Dan Ives, the influential head of tech research at Wedbush Securities, is making a bold call on European technology. The analyst is closely watching SAP, ASML, Klarna, and Spotify as stocks poised for significant upside, signaling growing confidence in Europe's ability to compete in AI-driven markets and reshape digital commerce. It's a notable pivot that suggests institutional investors are reshuffling their playbooks beyond the usual US tech dominance narrative.
Ives' focus on these four European powerhouses signals a broader recognition among top-tier analysts that the continent's tech sector has turned a corner. It's not just about finding undervalued stocks anymore—it's about recognizing where real innovation and market dominance are shifting.
Start with SAP, the German enterprise software giant. The company has been quietly positioning itself as a leader in AI-powered business transformation, helping Fortune 500 companies automate complex operations. Ives likely sees SAP benefiting from accelerating enterprise adoption of AI tools and cloud migration, areas where the company's deep relationships with corporate IT departments give it a structural advantage. SAP's move into real-time business systems puts it squarely in the path of companies upgrading their infrastructure for an AI-first world.
ASML represents a different kind of bet—a play on the semiconductor equipment supply chain. The Dutch chipmaking equipment maker has become indispensable to the global semiconductor industry, controlling roughly 90% of the extreme ultraviolet (EUV) lithography market. With ongoing geopolitical tensions and supply chain concerns, ASML has emerged as a critical strategic asset. Ives' bullishness on ASML signals conviction that semiconductor equipment makers will benefit from long-cycle purchasing patterns and the industry's need to diversify production away from single geographic regions.

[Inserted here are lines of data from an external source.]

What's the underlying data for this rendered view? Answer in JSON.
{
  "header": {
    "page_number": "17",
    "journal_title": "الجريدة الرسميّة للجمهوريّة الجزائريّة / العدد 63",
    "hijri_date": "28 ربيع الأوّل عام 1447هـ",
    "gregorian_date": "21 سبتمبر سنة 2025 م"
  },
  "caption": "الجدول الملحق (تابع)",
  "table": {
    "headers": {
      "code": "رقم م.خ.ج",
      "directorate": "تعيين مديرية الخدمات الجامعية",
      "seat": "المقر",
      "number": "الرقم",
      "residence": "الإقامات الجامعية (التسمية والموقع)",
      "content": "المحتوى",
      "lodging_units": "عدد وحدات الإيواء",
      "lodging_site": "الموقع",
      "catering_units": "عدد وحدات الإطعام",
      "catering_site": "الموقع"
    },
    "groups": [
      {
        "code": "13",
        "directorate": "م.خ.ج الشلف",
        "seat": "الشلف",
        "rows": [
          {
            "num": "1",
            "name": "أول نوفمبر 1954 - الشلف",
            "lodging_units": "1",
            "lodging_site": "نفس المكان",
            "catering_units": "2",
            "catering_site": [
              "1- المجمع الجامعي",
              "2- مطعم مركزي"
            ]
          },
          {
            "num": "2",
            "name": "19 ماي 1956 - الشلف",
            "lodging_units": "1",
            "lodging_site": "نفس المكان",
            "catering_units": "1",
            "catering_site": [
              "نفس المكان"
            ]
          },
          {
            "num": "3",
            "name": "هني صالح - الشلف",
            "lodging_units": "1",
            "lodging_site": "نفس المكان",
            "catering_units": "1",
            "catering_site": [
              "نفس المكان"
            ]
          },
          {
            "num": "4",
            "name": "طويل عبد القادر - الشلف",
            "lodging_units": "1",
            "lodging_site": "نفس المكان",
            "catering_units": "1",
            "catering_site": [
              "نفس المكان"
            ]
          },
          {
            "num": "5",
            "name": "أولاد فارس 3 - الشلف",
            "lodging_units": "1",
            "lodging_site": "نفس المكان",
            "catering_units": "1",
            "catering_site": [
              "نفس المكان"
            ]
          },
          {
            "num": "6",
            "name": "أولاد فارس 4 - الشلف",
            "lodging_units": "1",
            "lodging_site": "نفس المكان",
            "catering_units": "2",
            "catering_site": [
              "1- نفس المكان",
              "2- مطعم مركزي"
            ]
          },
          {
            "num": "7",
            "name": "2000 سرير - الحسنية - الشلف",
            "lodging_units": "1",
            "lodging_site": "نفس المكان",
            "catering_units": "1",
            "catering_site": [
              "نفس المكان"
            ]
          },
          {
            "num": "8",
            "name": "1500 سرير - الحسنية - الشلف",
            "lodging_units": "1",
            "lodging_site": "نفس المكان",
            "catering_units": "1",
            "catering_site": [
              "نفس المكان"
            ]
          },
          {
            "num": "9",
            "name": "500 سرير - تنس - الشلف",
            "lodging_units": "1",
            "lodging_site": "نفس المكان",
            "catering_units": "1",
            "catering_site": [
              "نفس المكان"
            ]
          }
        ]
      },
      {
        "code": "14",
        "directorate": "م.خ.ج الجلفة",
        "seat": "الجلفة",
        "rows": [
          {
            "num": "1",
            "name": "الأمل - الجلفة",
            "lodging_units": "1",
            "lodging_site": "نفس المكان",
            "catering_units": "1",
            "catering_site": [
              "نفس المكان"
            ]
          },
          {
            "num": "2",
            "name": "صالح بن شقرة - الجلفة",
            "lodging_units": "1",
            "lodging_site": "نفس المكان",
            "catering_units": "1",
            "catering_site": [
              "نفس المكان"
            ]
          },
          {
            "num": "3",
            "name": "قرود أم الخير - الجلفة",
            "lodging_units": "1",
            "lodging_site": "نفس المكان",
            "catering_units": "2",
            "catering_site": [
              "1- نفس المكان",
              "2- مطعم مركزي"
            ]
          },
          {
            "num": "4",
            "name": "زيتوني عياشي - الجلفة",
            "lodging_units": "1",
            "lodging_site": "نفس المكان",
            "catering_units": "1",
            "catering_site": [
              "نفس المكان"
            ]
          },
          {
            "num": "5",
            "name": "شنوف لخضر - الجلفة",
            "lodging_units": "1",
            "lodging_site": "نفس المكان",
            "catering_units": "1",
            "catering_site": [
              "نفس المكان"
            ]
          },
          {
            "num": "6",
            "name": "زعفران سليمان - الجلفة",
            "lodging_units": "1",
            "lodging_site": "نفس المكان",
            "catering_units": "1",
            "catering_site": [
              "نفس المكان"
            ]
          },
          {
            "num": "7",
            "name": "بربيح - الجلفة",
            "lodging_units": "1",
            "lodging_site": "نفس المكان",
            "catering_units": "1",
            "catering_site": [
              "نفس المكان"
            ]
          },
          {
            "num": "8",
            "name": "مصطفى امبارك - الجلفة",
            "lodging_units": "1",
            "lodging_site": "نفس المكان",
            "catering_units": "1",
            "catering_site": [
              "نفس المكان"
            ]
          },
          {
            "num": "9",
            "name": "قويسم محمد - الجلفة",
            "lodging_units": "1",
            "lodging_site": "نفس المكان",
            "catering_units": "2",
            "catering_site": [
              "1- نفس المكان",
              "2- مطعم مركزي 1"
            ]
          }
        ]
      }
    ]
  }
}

Then there's Klarna, the Swedish fintech disruptor that's fundamentally reshaping how consumers pay for goods. The buy-now-pay-later (BNPL) pioneer has been executing aggressively on AI-driven personalization and fraud prevention, areas where machine learning can dramatically improve unit economics. Ives appears to be betting that Klarna's model—offering consumers flexible payment options while merchants get instant cash—will capture an expanding slice of e-commerce transactions as traditional payment methods face disruption.
Finally, Spotify rounds out the portfolio as the music streaming giant that's quietly becoming an AI company. The platform is leveraging artificial intelligence to power recommendation engines that keep users engaged and drive higher average revenue per user. Spotify's investment in podcast and audiobook content, combined with its AI capabilities, positions it to compete more effectively against larger media conglomerates. Ives' confidence in Spotify suggests he sees the company's AI-powered personalization as a durable competitive moat.
What ties these picks together is a shared narrative: European tech companies are no longer playing catch-up. They're leaders in specific domains where they face limited US competition and enjoy structural advantages. SAP dominates enterprise software in ways Microsoft doesn't fully match in certain industries. ASML has no serious competitor. Klarna is reshaping fintech outside the regulatory constraints that hamper US players. Spotify has built an entertainment platform that competes on different terms than Apple or Amazon.
Investor sentiment is shifting too. European tech valuations have lagged their US counterparts for years, but that discount looks less justified as these companies prove they can scale globally while maintaining profitability. Ives' picks suggest he believes the gap is closing—not because US tech is slowing down, but because European companies have genuinely figured out how to build durable, defensible businesses in markets where competition is fierce.
The real implication here is broader than individual stock picks. When a high-profile analyst like Ives starts making deliberate, concentrated bets on European tech, it signals that sophisticated money is getting comfortable with the region's technology ecosystem. It's a validation that European companies aren't just surviving—they're thriving on their own terms, capturing market share in sectors that matter.
Ives' endorsement of these four European tech companies reflects a maturation in how institutional investors view the continent's innovation landscape. Gone is the assumption that all cutting-edge tech emanates from Silicon Valley. European companies like SAP, ASML, Klarna, and Spotify have built genuine competitive moats in markets where they operate with strategic advantage. For investors, the message is clear: the next wave of outsized returns in tech might not come from the usual suspects. Sometimes the most interesting opportunities are the ones hiding in plain sight on the other side of the Atlantic, waiting for smart money to recognize their true value.